A new science-fiction epic from the director of “Rogue One” borrows quite a bit from “Blade Runner” — and that might be its saving grace.
Creator

PHOTO © 20TH CENTURY STUDIOS

In Gareth Edwards’ “The Creator,” humans are offered the chance to share their face with artificially intelligent creatures. “Donate Your Likeness,” billboards proclaim, as half-human, half-AI robots mill about busy streets beneath them.

It’s a fitting motif, in that this film is wearing another movie’s face. Willingly or not, “Blade Runner” donated its likeness to “The Creator.”

The sci-fi epic, directed and co-written (with Chris Weitz) by Edwards, follows embittered soldier Joshua (John David Washington) as he sets off on a perilous quest to win a war against the robots. That’s what the military wants him to do, anyway; as the oft-funny Colonel Howell (Allison Janney) sees it, non-human beings are responsible for a nuclear attack on Los Angeles and must be eradicated.

Joshua, however, is in it to find his wife (Gemma Chan), a figure of some import to the AI rebels whom he thought had been killed years ago. (There’s a twist about her identity coming, but you’ll figure it out long before Joshua does.) Along the way, he’ll pick up a superpowered child (Madeleine Yuna Voyles) who just might be the key to ending the war.

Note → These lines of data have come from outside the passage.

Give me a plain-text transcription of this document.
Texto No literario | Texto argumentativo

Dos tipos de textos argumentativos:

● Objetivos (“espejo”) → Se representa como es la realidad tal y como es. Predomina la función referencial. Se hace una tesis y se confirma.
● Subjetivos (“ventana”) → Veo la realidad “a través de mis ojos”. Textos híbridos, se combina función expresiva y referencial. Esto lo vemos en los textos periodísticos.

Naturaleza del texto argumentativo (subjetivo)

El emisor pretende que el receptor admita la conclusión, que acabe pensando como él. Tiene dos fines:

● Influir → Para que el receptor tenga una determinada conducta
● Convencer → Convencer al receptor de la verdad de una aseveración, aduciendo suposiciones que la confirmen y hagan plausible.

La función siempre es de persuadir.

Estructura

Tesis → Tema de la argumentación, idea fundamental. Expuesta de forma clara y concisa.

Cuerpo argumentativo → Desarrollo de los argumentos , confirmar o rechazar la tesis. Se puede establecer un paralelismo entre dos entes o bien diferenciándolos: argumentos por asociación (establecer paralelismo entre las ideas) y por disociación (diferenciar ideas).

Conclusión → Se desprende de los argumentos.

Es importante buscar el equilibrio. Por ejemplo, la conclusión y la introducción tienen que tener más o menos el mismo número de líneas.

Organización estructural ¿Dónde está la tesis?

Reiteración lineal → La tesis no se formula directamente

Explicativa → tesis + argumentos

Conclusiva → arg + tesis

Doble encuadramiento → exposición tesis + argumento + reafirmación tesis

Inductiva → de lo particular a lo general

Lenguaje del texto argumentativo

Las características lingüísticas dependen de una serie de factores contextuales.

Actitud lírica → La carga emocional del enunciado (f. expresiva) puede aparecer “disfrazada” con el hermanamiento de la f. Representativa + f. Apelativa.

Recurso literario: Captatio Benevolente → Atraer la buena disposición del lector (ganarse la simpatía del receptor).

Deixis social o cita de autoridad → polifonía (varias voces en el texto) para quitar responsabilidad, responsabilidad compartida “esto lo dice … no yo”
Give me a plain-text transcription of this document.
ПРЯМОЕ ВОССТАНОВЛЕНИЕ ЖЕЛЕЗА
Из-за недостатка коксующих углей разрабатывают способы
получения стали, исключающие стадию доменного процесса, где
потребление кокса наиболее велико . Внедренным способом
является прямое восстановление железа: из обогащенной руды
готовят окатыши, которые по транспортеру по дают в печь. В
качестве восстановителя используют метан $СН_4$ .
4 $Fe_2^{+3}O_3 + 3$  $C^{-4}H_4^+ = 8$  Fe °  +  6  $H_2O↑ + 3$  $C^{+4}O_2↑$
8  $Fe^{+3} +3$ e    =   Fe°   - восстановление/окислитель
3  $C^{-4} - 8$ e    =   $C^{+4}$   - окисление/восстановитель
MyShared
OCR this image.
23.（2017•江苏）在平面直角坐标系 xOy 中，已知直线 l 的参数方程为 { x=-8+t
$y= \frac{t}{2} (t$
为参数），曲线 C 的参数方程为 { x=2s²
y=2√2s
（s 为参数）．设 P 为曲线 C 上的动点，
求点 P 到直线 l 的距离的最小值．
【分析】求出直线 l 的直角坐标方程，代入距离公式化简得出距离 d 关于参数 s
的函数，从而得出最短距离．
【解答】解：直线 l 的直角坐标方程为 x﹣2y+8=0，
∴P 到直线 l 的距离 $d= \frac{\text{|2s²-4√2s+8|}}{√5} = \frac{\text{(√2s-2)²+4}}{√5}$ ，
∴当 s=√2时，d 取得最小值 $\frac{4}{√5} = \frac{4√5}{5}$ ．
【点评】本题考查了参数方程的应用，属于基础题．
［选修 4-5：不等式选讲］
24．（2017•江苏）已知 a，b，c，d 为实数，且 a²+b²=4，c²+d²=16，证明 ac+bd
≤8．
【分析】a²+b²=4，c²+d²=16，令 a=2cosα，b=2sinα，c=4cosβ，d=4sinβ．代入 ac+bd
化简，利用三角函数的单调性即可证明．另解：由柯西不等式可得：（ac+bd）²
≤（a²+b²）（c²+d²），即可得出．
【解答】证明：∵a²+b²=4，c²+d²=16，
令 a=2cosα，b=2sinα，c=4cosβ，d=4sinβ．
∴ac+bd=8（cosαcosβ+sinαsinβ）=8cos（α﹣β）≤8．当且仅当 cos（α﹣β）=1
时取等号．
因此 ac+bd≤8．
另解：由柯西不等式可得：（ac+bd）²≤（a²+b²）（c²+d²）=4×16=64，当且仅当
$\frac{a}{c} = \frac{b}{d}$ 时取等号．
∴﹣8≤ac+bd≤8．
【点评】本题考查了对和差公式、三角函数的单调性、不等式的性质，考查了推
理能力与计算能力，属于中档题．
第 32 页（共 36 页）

You know — just like every other sci-fi epic. There’s a golden child with mysterious powers, a sinister empire and a reluctant protagonist drawn into the fray. There are clear metaphors about global power and conflict, of course, and just enough pseudo-magic to keep the effects shots coming.

Edwards, who directed the solid Star Wars spinoff “Rogue One” and relaunched the Godzilla franchise a few years before that, is visually imaginative and a decent world builder (or at least decent at cribbing from good world builders). He does not, however, appear to be a font of story; he traffics mostly in cliche and well-worn tropes that might be effective if they weren’t used so frequently in science-fiction passion projects exactly like “The Creator.”

The film is left to teeter on the strength of its visuals, then, which are sufficiently impressive to keep you intermittently engaged. In the end, copying “Blade Runner” was a wise move; the grungy, weather-worn futurism of that film is a rich and engaging palette, worth revisiting even without the resonance of the classic film.

That is, if you forget that we just saw that exact palette a few years back in “Blade Runner 2049.” Every director, it seems, gets a chance to take a big swing at this type of dystopia; while most of the results, like “The Creator,” are perfectly fine, few are all that memorable.

My Rating: 6/10

“The Creator” is now playing in theaters.